第10話 8月24日 兄ちゃんの試合


夏の熱気がまとわりつく柔道場。

そこは古くからある木造の柔道場だ。

畳の青い匂いと、汗の臭いがむっと立ち込める。

窓は大きく開け放たれているけれど、風が入るのはほんの一瞬。

その一瞬の涼しさが、汗で火照った体をすっと冷やしてくれる。


掛け声と畳を踏む足音が響く中、兄ちゃんが相手に組みかかった。

息をのむ刹那、場内の空気が止まる。


ドンッ!

畳に響く大きな音と同時に、兄ちゃんの技が決まった。

審判の手が勢いよく上がる。
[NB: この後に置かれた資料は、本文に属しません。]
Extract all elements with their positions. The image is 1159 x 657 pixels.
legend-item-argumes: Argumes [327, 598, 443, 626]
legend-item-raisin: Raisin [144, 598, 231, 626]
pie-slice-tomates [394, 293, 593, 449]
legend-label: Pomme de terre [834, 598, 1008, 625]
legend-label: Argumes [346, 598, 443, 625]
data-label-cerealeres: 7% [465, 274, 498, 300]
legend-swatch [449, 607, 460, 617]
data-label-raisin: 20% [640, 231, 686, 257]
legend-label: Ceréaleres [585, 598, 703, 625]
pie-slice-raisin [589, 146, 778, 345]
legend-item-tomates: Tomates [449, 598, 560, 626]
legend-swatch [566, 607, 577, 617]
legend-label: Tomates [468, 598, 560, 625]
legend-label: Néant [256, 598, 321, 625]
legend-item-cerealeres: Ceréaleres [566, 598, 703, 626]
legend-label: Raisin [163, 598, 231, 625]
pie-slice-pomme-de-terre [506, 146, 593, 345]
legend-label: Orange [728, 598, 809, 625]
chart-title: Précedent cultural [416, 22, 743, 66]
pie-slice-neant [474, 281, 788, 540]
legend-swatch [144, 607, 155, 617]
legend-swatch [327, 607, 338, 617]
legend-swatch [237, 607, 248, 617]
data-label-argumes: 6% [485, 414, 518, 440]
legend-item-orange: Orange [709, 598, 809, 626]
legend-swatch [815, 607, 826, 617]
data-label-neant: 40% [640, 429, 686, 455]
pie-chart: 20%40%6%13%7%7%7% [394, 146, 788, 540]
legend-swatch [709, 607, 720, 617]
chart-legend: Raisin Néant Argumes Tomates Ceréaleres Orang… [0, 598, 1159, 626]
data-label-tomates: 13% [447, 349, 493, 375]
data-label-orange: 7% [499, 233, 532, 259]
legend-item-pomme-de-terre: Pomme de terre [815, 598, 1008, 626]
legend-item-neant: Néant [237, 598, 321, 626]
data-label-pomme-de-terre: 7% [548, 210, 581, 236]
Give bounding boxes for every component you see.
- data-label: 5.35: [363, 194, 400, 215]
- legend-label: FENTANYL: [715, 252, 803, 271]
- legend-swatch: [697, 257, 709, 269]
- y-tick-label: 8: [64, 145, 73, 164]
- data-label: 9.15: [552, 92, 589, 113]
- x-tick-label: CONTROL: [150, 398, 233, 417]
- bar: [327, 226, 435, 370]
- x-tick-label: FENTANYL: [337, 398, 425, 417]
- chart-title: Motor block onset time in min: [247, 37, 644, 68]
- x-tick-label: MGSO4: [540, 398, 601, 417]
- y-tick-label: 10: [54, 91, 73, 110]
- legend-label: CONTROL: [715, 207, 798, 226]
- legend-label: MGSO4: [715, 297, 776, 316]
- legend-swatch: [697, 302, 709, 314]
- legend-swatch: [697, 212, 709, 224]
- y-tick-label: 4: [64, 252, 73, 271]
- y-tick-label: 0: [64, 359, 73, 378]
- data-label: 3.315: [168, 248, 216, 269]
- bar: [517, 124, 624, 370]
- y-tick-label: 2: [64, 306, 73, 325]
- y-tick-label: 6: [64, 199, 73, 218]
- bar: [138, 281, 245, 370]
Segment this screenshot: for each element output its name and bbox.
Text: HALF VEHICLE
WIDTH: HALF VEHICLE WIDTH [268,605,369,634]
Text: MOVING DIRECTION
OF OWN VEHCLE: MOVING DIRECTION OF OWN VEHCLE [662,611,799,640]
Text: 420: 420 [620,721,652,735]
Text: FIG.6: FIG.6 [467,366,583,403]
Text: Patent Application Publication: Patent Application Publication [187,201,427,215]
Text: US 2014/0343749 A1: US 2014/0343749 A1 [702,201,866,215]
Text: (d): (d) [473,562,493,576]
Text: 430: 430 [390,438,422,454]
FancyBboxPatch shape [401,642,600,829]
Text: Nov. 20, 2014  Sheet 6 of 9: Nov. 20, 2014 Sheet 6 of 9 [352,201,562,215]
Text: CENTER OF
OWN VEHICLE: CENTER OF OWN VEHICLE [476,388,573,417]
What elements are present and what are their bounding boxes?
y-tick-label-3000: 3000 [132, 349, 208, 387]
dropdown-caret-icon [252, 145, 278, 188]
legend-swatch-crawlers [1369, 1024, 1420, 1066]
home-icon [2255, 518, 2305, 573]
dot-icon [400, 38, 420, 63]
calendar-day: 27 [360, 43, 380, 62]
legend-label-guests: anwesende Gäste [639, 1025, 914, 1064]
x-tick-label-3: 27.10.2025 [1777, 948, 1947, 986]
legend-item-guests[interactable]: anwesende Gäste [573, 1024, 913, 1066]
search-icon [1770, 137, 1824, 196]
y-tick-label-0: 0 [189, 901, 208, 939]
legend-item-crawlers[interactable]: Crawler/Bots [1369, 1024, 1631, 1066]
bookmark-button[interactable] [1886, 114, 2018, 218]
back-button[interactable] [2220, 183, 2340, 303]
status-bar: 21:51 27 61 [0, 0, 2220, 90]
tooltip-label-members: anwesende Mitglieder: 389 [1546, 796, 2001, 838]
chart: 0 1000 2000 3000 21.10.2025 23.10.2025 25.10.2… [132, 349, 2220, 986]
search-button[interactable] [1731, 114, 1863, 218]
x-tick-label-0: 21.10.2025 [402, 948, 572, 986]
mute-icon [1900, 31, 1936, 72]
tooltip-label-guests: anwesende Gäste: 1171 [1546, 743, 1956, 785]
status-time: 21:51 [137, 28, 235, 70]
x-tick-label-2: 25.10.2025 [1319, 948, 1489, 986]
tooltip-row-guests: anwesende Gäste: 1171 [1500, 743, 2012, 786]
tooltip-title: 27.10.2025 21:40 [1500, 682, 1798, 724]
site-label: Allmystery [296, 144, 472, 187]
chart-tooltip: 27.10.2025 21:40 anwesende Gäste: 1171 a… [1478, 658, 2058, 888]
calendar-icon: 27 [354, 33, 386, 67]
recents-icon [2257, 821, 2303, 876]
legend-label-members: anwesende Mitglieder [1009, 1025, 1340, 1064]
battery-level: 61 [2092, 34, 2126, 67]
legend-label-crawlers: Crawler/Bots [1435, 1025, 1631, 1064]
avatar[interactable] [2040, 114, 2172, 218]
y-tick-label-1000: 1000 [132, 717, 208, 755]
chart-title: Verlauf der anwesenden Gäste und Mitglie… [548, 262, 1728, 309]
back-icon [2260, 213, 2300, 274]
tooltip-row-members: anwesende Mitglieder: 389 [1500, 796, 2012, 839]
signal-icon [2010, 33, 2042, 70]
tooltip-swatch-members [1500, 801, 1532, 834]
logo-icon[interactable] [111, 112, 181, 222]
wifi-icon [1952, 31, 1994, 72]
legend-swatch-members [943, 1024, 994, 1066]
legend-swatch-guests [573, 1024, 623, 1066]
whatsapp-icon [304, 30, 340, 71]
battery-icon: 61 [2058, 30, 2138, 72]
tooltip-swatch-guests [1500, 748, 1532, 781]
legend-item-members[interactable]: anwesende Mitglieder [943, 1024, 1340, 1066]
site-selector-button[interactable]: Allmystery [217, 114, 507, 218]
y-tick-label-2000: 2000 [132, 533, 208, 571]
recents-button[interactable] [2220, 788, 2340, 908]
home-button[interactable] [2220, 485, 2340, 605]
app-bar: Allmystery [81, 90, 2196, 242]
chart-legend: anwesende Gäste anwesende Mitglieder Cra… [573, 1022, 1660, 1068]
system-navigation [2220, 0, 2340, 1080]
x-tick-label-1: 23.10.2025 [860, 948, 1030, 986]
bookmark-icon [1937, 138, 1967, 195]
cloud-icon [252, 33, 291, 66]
一本!


観客席から大歓声が湧き上がる。

その瞬間、さっき窓から吹き込んだ風の爽快さと同じように、

胸の奥が一気に熱く、そして清々しくなった。

いつもと違う、かっこいい兄ちゃんがそこに居た。

なんか、そこだけ光った?って思える一瞬だった。

風のタイミングも最高な演出だった。


俺も、かっこよくありたいと思った。


今日の気づき

「暑さも臭いも一瞬忘れるくらい、心を奪う瞬間がある」

 普段は気づかないけど、「かっこいい」ってあるんだ!


Cherish today! Enjoy your adventures and don't look back on the past. Focus on the road ahead and keep moving forward!